Despite redirecting its market focus to Asia since 2022, Russian billionaire Vladimir Lisin described exporting products to the neighboring continent as “almost useless,” due to reduced profits caused by high logistics costs and tough competition with China, which provides materials at very low costs and accounts for 53% of global steel production.

Thus, even after the sanctions, the EU market remains the most profitable for Russian companies.

Prior to the conflict in Ukraine, 80% of EU imports of semi-finished steel products came from Russia and Ukraine, representing 30% of Russia’s total steel exports.

Currently, the main buyers of Russian semi-finished products are Belgium, Italy, Denmark, and the Czech Republic, according to data from metallurgical company Ronsco.

Between January and March 2025, Russia exported metals to the EU worth 706 million euros, while the total value for last year was 2.5 billion euros.

The primary beneficiary of Russian steel supply to Europe is NLMK Group, which operates factories in Belgium, France, Denmark, and Italy, all controlled by Lisin.

The company continues to evade European sanctions despite allegations it produces steel for missiles and drones in Russia.

Meanwhile, domestic consumption fell by 15% at the end of the first half of 2025, attributed by experts to high interest rates maintained by the Russian Central Bank.

This impacts the sector in various ways, as it burdens not only its financing but also affects its clients, such as the construction sector, which accounts for 70% of domestic steel consumption and is currently facing challenges.

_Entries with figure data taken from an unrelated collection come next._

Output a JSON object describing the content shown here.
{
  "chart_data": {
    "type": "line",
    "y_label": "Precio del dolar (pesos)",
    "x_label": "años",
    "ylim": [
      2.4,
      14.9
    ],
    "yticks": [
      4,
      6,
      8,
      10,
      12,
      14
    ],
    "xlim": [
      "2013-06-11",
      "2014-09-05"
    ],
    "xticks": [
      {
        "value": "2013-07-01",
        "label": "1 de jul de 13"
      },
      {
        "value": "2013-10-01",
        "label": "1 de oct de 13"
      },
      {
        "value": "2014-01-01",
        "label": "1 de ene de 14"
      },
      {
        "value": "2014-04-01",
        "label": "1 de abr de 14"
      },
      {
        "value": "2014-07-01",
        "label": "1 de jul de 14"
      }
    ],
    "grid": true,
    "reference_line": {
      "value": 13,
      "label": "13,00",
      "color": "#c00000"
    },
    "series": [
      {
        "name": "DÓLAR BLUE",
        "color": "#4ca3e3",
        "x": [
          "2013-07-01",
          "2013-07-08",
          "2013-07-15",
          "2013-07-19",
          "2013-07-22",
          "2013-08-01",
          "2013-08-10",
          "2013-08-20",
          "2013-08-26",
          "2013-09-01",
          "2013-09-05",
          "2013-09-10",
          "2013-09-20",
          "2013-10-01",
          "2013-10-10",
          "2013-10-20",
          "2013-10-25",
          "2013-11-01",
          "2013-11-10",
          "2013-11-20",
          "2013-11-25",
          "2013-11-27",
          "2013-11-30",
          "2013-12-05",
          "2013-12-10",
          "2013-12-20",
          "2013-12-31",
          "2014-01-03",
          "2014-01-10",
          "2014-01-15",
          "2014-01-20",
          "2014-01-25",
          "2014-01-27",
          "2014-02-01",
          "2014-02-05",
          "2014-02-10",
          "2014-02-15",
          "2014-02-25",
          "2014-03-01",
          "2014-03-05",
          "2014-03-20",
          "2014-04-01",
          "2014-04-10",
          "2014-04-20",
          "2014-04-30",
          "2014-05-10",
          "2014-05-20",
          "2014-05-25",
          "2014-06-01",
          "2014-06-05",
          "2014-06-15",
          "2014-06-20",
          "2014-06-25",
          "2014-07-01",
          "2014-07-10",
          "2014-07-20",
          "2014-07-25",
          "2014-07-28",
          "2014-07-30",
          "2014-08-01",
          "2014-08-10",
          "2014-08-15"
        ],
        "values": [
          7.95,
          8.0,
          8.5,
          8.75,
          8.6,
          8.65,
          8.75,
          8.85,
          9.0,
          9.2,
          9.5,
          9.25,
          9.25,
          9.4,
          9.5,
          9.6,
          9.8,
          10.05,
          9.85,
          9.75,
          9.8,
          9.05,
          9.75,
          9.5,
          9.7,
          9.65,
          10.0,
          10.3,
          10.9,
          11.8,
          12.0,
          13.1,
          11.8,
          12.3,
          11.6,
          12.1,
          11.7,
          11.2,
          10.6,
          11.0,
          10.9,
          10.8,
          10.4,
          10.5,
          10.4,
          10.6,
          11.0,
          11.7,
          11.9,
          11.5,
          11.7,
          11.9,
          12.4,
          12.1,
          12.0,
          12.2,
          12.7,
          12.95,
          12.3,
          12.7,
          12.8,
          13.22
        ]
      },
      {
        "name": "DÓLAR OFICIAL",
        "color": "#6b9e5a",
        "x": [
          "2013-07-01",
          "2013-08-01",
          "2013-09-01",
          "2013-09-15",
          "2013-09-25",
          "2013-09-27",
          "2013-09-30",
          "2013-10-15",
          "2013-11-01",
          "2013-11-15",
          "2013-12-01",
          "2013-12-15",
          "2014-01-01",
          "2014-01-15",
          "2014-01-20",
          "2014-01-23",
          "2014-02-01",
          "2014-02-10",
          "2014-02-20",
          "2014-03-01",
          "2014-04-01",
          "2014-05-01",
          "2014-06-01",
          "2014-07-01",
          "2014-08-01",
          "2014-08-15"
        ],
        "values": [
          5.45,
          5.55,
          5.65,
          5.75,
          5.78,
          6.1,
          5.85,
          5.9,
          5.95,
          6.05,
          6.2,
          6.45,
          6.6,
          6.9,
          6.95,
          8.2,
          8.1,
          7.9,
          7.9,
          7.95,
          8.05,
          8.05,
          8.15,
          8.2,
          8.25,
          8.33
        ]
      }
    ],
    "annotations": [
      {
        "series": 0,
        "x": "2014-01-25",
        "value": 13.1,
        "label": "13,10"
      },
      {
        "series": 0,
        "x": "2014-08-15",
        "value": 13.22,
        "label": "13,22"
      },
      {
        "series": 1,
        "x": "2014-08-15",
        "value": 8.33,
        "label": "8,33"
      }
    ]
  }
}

Russian companies are also being forced to compete with China in the domestic market since, in the first half of this year, the Asian giant supplied Russia with iron, steel, and related products worth 1.63 billion dollars, an increase of 16% compared to the previous year.

Earlier this year, a ton of rolled steel in Moscow cost $658, while the Chinese equivalent cost $588, with the ruble’s appreciation since then (almost 20% against the dollar) further increasing the discrepancy.

Meanwhile, the Russian metallurgical industry could face a fate similar to the coal industry, which is currently in deep crisis and facing bankruptcies.

This situation jeopardizes Russian regions heavily dependent on the steel industry, such as Lipetsk, home to NLMK’s main power plant, which produces 18% of the country’s steel and employs approximately 27,000 people.